Procès des assistants parlementaires : François Bayrou joue les professeurs d’éthique

Le président du Modem et actuel haut-commissaire au Plan a comparu ces mardi et mercredi dans un procès où il est soupçonné d’avoir été le «décideur» du «système frauduleux» entre 2005 et 2017. Et contesté tout détournement de fonds publics européens.
Le président du Modem, François Bayrou, arrive à son procès au tribunal judiciaire de Paris, le 7 novembre. (Miguel Medina /AFP)
publié le 8 novembre 2023 à 18h20

«Puis-je vous demander une petite faveur, monsieur le président : avoir un stylo pointeur ?» interroge François Bayrou pour surligner certains passages de documents internes que le tribunal envisageait de projeter à l’audience. C’est un président du Modem allié d’Emmanuel Macron qui semble avoir bien épluché son dossier. Un actuel haut-commissaire au Plan et ex-garde des Sceaux, conscient de l’importance du moment, qui s’est présenté à la barre du tribunal de Paris, mardi 7 et mercredi 8 novembre, dans la dernière ligne droite du procès des assistants parlementaires des eurodéputés du Modem, suspectés d’avoir œuvré davantage pour le parti à Paris plutôt qu’à Bruxelles ou Strasbourg. Dans cette affaire, François Bayrou encourt dix ans d’emprisonnement, un million d’euros d’amende et dix ans d’inéligibilité.

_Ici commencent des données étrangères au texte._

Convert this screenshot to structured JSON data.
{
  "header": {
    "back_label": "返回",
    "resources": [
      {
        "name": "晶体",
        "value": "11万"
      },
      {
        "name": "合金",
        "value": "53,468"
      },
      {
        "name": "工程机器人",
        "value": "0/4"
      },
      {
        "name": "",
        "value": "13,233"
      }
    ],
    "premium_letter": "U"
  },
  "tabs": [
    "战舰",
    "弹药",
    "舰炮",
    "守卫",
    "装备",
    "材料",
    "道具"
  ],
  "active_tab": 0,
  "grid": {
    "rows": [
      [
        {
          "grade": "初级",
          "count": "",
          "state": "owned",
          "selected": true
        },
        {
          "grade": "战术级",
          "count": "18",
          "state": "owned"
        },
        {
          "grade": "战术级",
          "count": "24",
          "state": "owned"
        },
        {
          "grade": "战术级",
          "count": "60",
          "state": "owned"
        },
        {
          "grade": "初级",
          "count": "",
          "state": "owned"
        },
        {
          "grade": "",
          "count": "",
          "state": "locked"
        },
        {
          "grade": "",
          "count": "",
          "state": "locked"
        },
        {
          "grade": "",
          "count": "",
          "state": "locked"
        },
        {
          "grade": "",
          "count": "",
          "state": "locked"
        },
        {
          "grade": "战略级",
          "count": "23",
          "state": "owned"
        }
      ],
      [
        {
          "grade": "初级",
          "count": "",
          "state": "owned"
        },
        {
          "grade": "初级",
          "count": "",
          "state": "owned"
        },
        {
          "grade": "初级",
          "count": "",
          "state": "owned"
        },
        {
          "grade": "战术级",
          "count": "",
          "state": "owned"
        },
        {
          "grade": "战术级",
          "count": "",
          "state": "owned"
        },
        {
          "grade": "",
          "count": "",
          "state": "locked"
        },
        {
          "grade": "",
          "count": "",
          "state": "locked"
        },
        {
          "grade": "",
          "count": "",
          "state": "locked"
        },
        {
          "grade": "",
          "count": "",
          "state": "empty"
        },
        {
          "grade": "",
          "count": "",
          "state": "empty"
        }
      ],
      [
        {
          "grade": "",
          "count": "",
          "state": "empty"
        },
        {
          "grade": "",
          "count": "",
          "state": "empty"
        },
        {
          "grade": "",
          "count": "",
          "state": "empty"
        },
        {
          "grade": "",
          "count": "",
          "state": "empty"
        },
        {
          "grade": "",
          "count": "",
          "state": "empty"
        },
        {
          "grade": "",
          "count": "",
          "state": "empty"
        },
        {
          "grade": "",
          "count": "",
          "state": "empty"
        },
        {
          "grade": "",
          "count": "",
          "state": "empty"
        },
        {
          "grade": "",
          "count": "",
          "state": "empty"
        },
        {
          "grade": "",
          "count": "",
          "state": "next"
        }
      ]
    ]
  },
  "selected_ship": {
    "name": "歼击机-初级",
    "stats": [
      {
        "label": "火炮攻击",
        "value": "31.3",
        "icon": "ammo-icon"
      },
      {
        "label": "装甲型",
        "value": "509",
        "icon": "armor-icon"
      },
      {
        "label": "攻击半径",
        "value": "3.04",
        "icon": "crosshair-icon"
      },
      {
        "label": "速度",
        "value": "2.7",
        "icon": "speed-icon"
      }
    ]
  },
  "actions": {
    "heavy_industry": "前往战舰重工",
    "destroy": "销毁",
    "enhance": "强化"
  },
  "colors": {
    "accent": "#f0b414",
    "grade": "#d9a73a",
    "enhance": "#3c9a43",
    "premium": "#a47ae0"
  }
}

Professoral, le maire de Pau, 72 ans, résume d’entrée l’embrouille : «Les assistants parlementaires ont-ils travaillé assez, pas beaucoup ou mal pour nos eurodéputés ? Ont-ils travaillé pour le parti ? Dans tous les cas, il n’y a pas d’emplois fictifs.» François Bayrou admet la mutualisation des enveloppes budgétaires des eurodéputés (17 450 euros par mois) en vue de s’entourer d’assistants. Mais il légitime la méthode au nom d’une «task force» au sein des locaux parisiens du Modem. «Plutôt que de vivre en bocal à Bruxelles, il était naturel qu’on leur propose de travailler au siège.» Ce siège, rue de l’Université près de l’Assemblée nationale, hérité de l’ancienne Union pour la démocratie française et estimé à environ 15 millions d’euros, dont il est si fier : «Nous sommes le seul parti en France qui n’a pas de dettes, c’est la garantie de notre liberté.»

«C’est une blague»

L’accusation voit plutôt dans la mauvaise passe budgétaire du Modem, suite aux législatives de 2012, entraînant une baisse drastique de ses dotations publiques, la porte ouverte à quelques combines salariales. «Aucune menace grave n’aurait pu nous conduire sur les chemins de l’illégalité», rétorque Bayrou. Tout en concédant avoir dû alors licencier une bonne partie des permanents du parti (les effectifs passant de 25 à 8). Et de recourir à divers expédients ?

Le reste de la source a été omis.